Uncomfortable: The Awkward and Essential Challenge of Christian Community, by Brett McCracken:
“Many Christians today have no problem disengaging from local church life and instead opting for a largely ‘me and Jesus’ faith that only occasionally overlaps with the complex requirements of community… One of the ways Western individualism informs how we think about church is that we conceive of ‘fit’ in terms of how a church fits us…What if the biblical approach is actually that we should fit ourselves into the life and mission of the local church, adapting ourselves to the family and filling gaps where needed, even if that means we are the ones who have to change? We shouldn’t look for a church that will change to fit us. We should look for one where we will be changed to better represent Christ” (126-128).

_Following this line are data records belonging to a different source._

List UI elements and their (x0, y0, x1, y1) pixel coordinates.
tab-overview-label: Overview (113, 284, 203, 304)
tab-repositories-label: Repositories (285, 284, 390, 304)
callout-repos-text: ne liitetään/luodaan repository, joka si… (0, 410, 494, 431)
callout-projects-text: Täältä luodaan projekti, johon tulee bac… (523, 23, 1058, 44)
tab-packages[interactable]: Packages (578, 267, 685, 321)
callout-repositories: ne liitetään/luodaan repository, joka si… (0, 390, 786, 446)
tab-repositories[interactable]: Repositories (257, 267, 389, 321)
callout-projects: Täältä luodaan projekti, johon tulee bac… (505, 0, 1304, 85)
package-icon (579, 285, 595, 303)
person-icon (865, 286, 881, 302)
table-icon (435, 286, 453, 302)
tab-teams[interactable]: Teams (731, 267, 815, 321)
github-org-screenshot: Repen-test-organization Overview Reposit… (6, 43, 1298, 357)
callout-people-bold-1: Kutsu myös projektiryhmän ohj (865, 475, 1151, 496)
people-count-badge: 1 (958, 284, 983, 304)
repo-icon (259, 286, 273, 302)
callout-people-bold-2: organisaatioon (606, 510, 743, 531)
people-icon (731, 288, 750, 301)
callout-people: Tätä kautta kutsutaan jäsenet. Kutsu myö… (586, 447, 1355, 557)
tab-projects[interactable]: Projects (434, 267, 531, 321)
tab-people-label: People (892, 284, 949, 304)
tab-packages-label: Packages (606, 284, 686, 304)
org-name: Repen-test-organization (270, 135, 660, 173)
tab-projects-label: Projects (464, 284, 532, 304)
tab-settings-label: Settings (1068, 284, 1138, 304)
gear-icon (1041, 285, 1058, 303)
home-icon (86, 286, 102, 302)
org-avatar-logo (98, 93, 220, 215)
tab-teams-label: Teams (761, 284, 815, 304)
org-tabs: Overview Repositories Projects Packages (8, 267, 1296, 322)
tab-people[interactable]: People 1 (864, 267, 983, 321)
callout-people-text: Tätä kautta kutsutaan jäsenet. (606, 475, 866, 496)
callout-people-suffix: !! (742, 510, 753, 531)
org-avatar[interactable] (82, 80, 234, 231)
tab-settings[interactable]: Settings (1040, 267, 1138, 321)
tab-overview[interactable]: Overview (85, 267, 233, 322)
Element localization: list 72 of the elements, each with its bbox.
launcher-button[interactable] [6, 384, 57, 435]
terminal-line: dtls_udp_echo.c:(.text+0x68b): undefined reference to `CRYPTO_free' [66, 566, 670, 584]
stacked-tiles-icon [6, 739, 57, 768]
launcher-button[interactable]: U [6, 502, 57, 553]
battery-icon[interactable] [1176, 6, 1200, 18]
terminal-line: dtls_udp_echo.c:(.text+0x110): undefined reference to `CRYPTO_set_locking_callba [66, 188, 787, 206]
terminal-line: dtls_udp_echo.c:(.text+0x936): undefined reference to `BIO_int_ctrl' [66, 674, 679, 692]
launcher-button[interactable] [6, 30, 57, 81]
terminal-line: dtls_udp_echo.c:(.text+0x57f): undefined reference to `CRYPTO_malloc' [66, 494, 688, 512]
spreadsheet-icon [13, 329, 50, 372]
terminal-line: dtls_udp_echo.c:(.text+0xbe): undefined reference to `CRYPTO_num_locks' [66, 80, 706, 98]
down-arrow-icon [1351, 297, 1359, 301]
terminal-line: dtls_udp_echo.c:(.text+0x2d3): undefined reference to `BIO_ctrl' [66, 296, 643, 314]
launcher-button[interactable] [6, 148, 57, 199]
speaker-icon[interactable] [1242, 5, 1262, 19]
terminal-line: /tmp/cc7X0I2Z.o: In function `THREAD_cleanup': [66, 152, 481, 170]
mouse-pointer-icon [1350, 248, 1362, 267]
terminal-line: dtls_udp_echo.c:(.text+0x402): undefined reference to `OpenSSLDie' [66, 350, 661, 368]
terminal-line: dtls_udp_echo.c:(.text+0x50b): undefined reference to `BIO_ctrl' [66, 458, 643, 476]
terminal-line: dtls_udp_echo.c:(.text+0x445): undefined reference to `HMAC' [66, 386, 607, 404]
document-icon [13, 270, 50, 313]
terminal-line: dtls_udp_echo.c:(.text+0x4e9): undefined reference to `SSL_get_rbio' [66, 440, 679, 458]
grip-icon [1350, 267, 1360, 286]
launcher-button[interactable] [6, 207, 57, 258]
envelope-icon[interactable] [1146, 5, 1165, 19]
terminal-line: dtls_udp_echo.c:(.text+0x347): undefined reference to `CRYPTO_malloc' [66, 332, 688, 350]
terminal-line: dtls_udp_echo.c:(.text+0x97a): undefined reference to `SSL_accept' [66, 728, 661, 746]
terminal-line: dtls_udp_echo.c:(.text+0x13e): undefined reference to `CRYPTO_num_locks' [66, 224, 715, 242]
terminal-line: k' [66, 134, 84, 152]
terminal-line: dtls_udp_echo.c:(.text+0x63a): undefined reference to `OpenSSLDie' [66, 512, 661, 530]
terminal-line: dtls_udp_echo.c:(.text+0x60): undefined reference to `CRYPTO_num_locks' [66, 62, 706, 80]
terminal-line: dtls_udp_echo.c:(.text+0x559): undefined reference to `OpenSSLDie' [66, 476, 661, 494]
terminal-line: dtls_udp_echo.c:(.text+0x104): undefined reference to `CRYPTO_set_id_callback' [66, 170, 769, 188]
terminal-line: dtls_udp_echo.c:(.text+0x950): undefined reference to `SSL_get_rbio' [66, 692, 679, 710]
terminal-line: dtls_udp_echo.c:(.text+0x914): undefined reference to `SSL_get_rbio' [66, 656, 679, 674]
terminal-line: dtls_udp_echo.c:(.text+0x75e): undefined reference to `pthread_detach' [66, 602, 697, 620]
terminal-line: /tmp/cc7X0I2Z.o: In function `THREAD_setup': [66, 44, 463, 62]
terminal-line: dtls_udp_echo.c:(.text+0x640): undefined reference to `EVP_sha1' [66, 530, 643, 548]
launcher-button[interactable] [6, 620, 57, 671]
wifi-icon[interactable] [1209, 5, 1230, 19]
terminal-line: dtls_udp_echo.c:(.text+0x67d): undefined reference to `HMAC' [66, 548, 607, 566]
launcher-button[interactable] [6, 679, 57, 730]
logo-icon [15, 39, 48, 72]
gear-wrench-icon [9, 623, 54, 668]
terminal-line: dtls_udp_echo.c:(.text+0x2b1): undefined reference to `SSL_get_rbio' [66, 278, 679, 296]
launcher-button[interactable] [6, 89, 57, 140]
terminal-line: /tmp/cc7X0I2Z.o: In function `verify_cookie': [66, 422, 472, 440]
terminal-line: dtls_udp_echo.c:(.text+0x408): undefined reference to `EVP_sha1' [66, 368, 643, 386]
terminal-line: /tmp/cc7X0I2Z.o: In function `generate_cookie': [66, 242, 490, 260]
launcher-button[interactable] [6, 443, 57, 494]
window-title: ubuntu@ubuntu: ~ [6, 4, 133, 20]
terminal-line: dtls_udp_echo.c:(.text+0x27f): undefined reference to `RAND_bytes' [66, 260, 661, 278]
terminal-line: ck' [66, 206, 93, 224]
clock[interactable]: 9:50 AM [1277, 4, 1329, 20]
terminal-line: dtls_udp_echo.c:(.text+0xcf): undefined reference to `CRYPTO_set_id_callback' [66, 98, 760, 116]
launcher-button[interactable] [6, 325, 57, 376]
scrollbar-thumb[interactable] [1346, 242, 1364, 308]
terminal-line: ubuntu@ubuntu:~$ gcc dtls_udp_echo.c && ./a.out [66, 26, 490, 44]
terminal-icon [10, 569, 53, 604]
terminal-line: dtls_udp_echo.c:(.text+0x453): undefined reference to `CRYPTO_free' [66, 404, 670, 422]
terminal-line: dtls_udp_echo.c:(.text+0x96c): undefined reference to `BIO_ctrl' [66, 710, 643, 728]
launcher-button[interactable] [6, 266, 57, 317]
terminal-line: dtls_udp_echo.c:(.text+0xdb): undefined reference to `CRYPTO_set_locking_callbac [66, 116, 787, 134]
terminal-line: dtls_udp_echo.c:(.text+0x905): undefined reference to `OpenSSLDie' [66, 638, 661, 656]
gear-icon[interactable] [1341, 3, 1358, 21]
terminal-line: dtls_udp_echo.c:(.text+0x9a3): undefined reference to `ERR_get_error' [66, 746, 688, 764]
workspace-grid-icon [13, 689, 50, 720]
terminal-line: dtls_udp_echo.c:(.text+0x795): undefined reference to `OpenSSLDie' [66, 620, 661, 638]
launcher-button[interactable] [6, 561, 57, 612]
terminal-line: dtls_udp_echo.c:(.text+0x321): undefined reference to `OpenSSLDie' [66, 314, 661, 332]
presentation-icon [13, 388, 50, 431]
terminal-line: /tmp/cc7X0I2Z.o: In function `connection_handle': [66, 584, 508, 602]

Deep Discipleship: How the Church Can Make Whole Disciples of Jesus, by J. T. English:
“People are leaving the church not because we have asked too much of them but because we have not asked enough of them. We are giving people a shallow and generic spirituality when we need to give them distinctive Christianity. We have tried to treat our discipleship disease by appealing to the lowest common denominator, oversimplifying discipleship, and taking the edges off what it means to follow Christ” (8).
“According to Jesus [in Matthew 16:24-25], discipleship is not about self-actualization or self-preservation: it is about self-denial. You will know yourself the most when you are carrying your cross. All of our self-actualized visions of discipleship and our own little kingdoms need to crumble and be crucified if the kingdom of God is going to reign in our lives” (27).
Anyone who has been around church for very long has seen the national attendance trends and the apparent apathy of many who “love Jesus but not the church.” While we don’t want to embrace a legalism that says you have to attend every church service in order to be saved, the pendulum has swung to the opposite extreme so that many people think that all that is necessary for salvation is a vague assent to the existence of God and perhaps the birth of Jesus Christ.
I won’t go into all the topics covered by these three authors, but I will ask some of the questions they raise: How can we claim to love God if we don’t love His Body, the Church? How can we love one another in the Church if we are only looking for a church to serve us and make us comfortable? How can we make disciples who truly love God with all their heart, soul, mind, and strength and love their neighbors as themselves (Mark 12:30-31)?
“If we have a great philosophy of ministry that does not lead us to the great God, then we are wasting our time” (English, 212).